George provided IT support to our company for a period of six months while we were changing locations. He was proficient, and we’ll definitely reach out to George again if the need arises.

Although not horrible, do you see how unspecific that recommendation is. Sure, it’s positive…sort of! But it really doesn’t tell you too much about what George did and why he was so great. As a matter of fact, it doesn’t tell you George was great at all! This isn’t “cringeworthy”, but it is a little lack luster.

Compare that with this…

George was the third freelance IT technician we hired in a two-month period. The first two were horrible, even leaving us offline for a period of over 24 hours. George was recommended by a friend. I was impressed with him from the beginning. When he arrived at our office, he had already done his homework on our system. He told us exactly what our main problem was and what would be required to fix it. Of course, we hired him on the spot. He even worked over the weekend to get us up and running as fast as possible. Not only did George fix our main problem, but he found a few other mistakes from our first two freelance IT guys. He fixed those too without even charging us extra. I’ve already recommended George to two other CTO’s that I know, and I’ll happily recommend him again!

Do you see the huge difference between these two? One’s like a limp, used dishrag. The other’s full of details and praise! That right there is how to write a killer recommendation for LinkedIn!

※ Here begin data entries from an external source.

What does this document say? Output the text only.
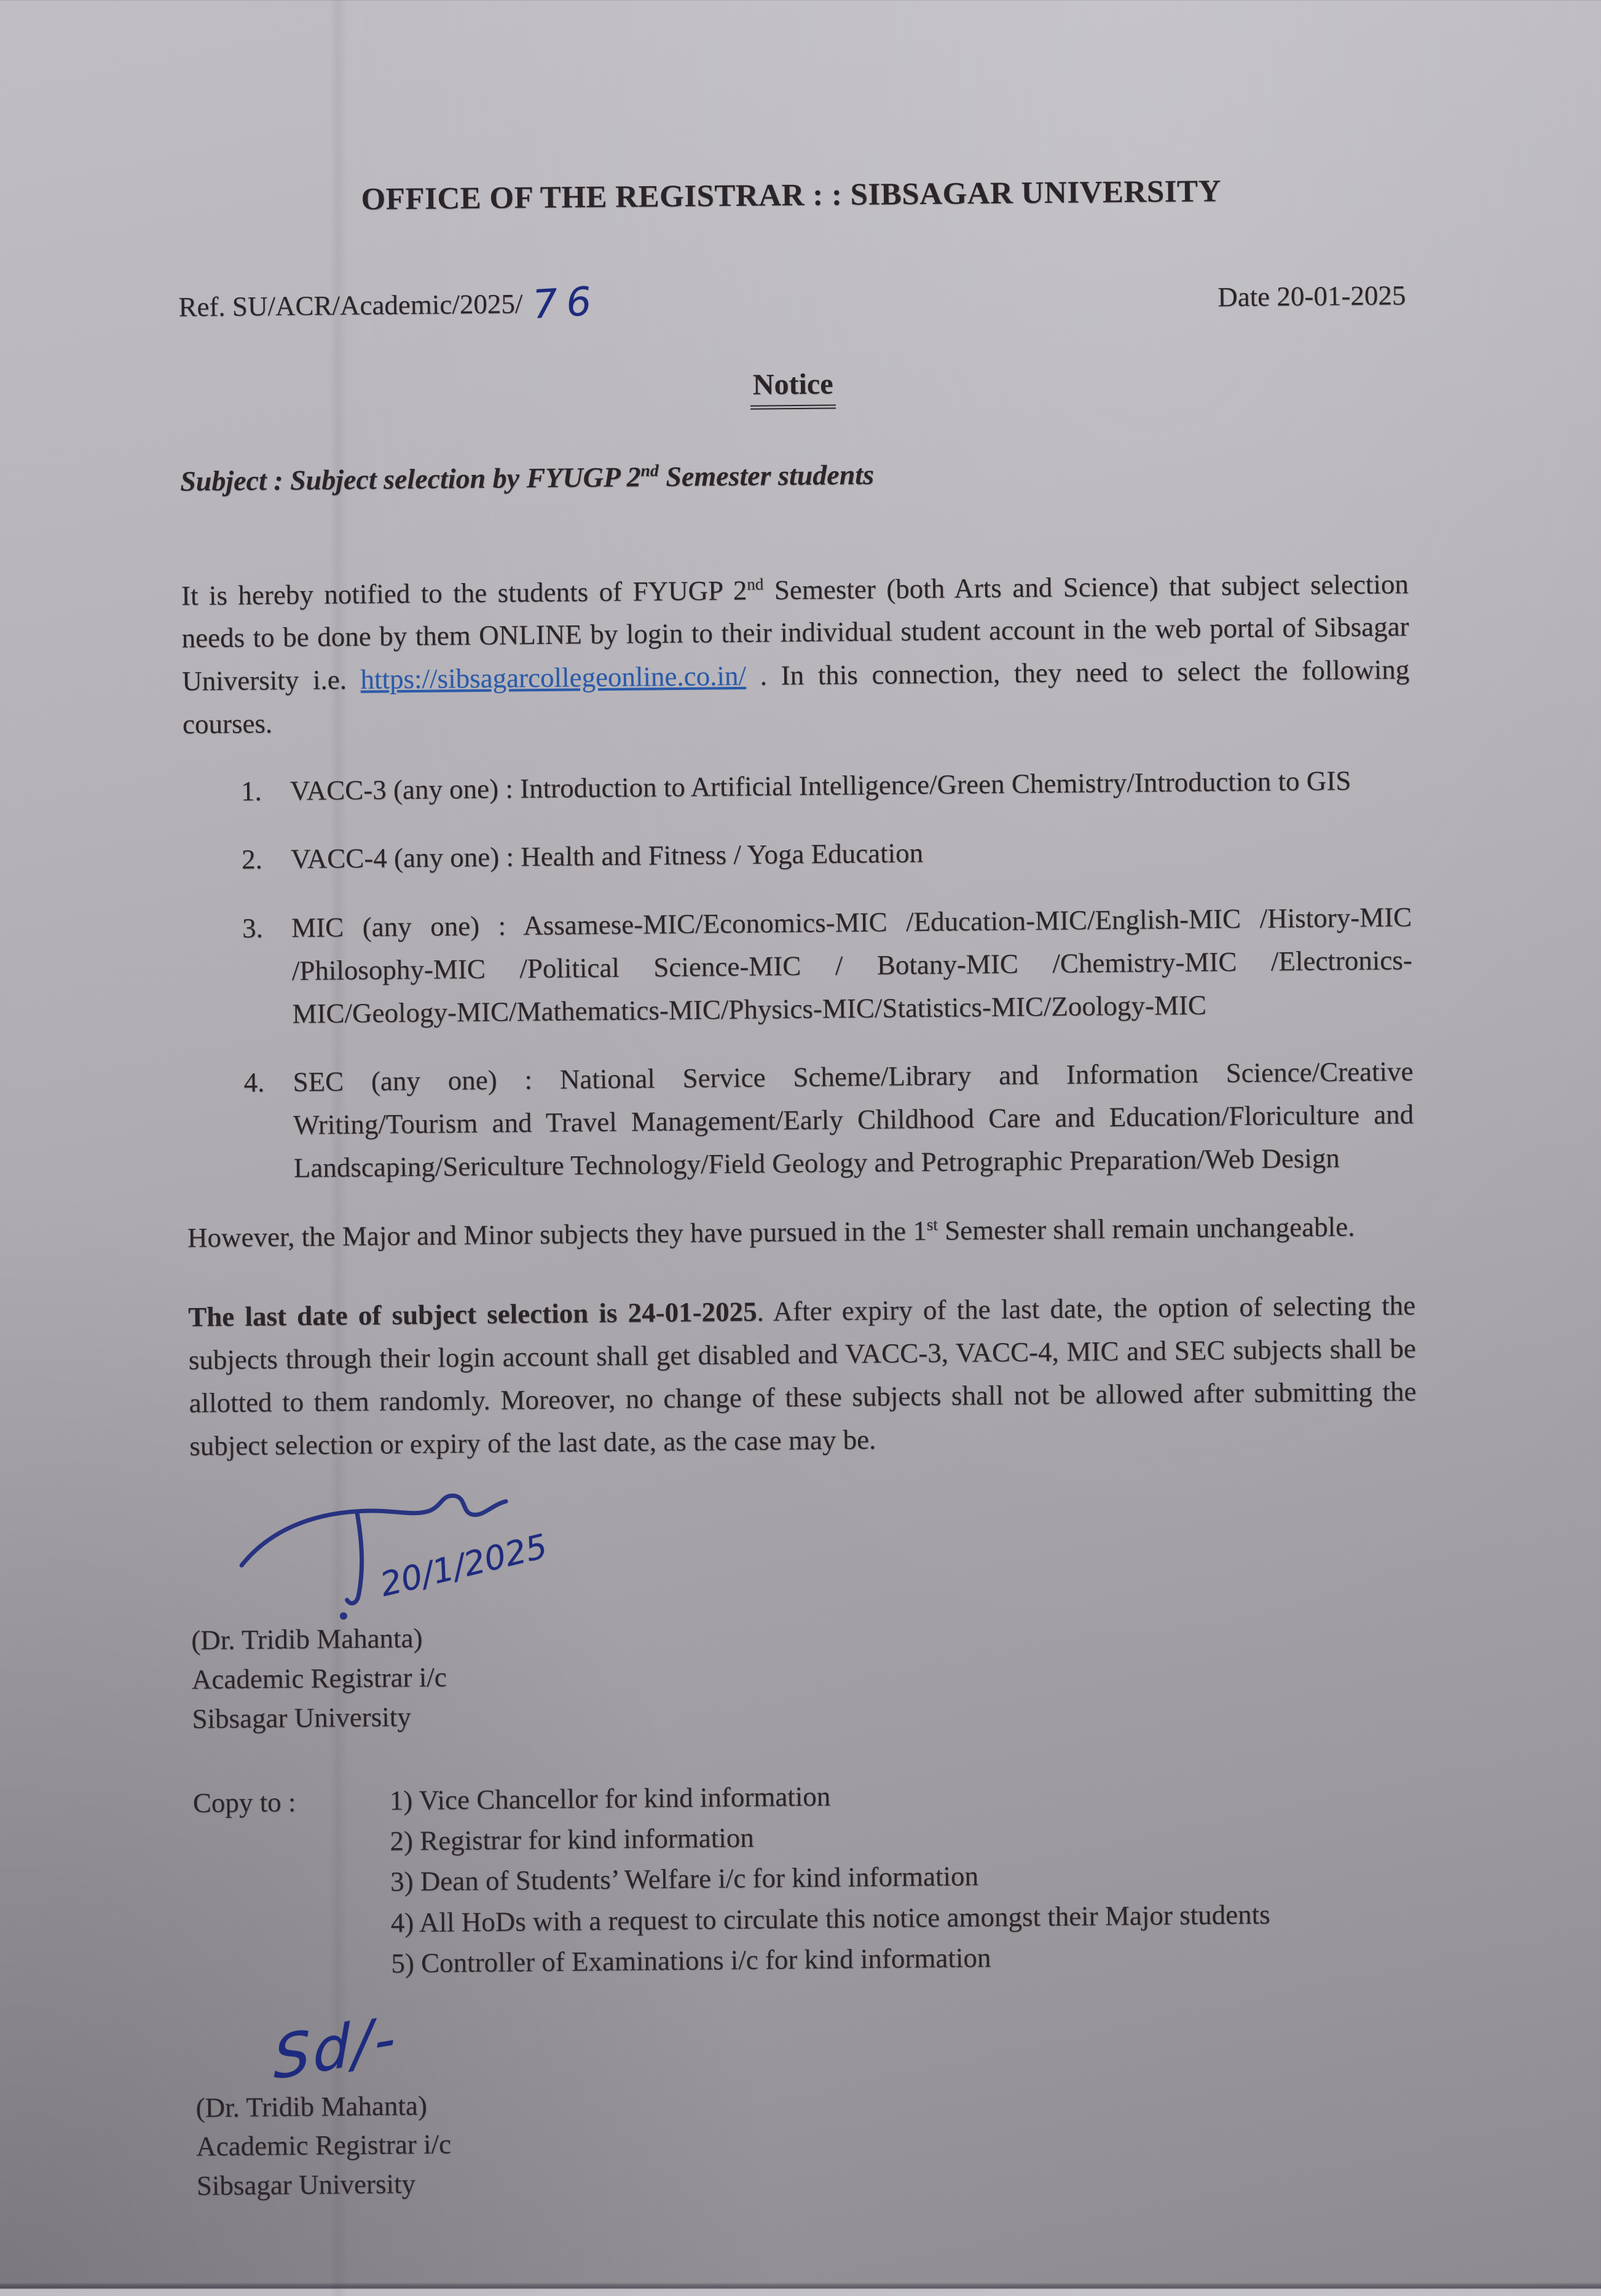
OFFICE OF THE REGISTRAR : : SIBSAGAR UNIVERSITY
Ref. SU/ACR/Academic/2025/ 76	Date 20-01-2025
Notice
Subject : Subject selection by FYUGP 2nd Semester students
It is hereby notified to the students of FYUGP 2nd Semester (both Arts and Science) that subject selection needs to be done by them ONLINE by login to their individual student account in the web portal of Sibsagar University i.e. https://sibsagarcollegeonline.co.in/ . In this connection, they need to select the following courses.
1.	VACC-3 (any one) : Introduction to Artificial Intelligence/Green Chemistry/Introduction to GIS
2.	VACC-4 (any one) : Health and Fitness / Yoga Education
3.	MIC (any one) : Assamese-MIC/Economics-MIC /Education-MIC/English-MIC /History-MIC /Philosophy-MIC /Political Science-MIC / Botany-MIC /Chemistry-MIC /Electronics-MIC/Geology-MIC/Mathematics-MIC/Physics-MIC/Statistics-MIC/Zoology-MIC
4.	SEC (any one) : National Service Scheme/Library and Information Science/Creative Writing/Tourism and Travel Management/Early Childhood Care and Education/Floriculture and Landscaping/Sericulture Technology/Field Geology and Petrographic Preparation/Web Design
However, the Major and Minor subjects they have pursued in the 1st Semester shall remain unchangeable.
The last date of subject selection is 24-01-2025. After expiry of the last date, the option of selecting the subjects through their login account shall get disabled and VACC-3, VACC-4, MIC and SEC subjects shall be allotted to them randomly. Moreover, no change of these subjects shall not be allowed after submitting the subject selection or expiry of the last date, as the case may be.
20/1/2025
(Dr. Tridib Mahanta)
Academic Registrar i/c
Sibsagar University
Copy to :	1) Vice Chancellor for kind information
2) Registrar for kind information
3) Dean of Students’ Welfare i/c for kind information
4) All HoDs with a request to circulate this notice amongst their Major students
5) Controller of Examinations i/c for kind information
Sd/-
(Dr. Tridib Mahanta)
Academic Registrar i/c
Sibsagar University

A lot of LinkedIn users that I see online have great profiles, with a few exceptions. Those exceptions are often the following. They’re weak in endorsements, recommendations, and/or skills. Often all three. It’s like these three are the step children of the various fields that make up a complete LinkedIn profile. Here’s why you don’t want to ignore these all-important parts of your LinkedIn profile.
Look at it this way. When’s the last time you bought something that cost more than a few dollars (or pounds or yen, etc.)? Being an Internet savvy person, what did you do? If you’re like most folks, you Googled whatever it was and read about what other people thought, right? Well, people are doing essentially the same thing on LinkedIn. We call this social proof in the marketing business. People are highly influenced by what other people think. Being endorsed is one of the ways of providing this social proof to people who visit your profile on LinkedIn. Recommendations are another way of providing this proof.
Have you ever asked a colleague about the car they just bought, the new restaurant they tried, or their dentist or doctor? For important purchases, finding the right product or the right service provider is often done through recommendations. Recommendations carry a huge amount of influence, and you should be asking the people you’re connected with, at least the ones you know well, to recommend you.
Finally, listing your skills matters a lot! Seeing a large list of skills along with the number of people who’ve endorsed you for them is a great way to position yourself as a professional. Not only that, but the selection of skills helps viewers get to know you. Both recruiters and people who are potential clients are going to scan these skills to help them understand who you are and what you bring to the party!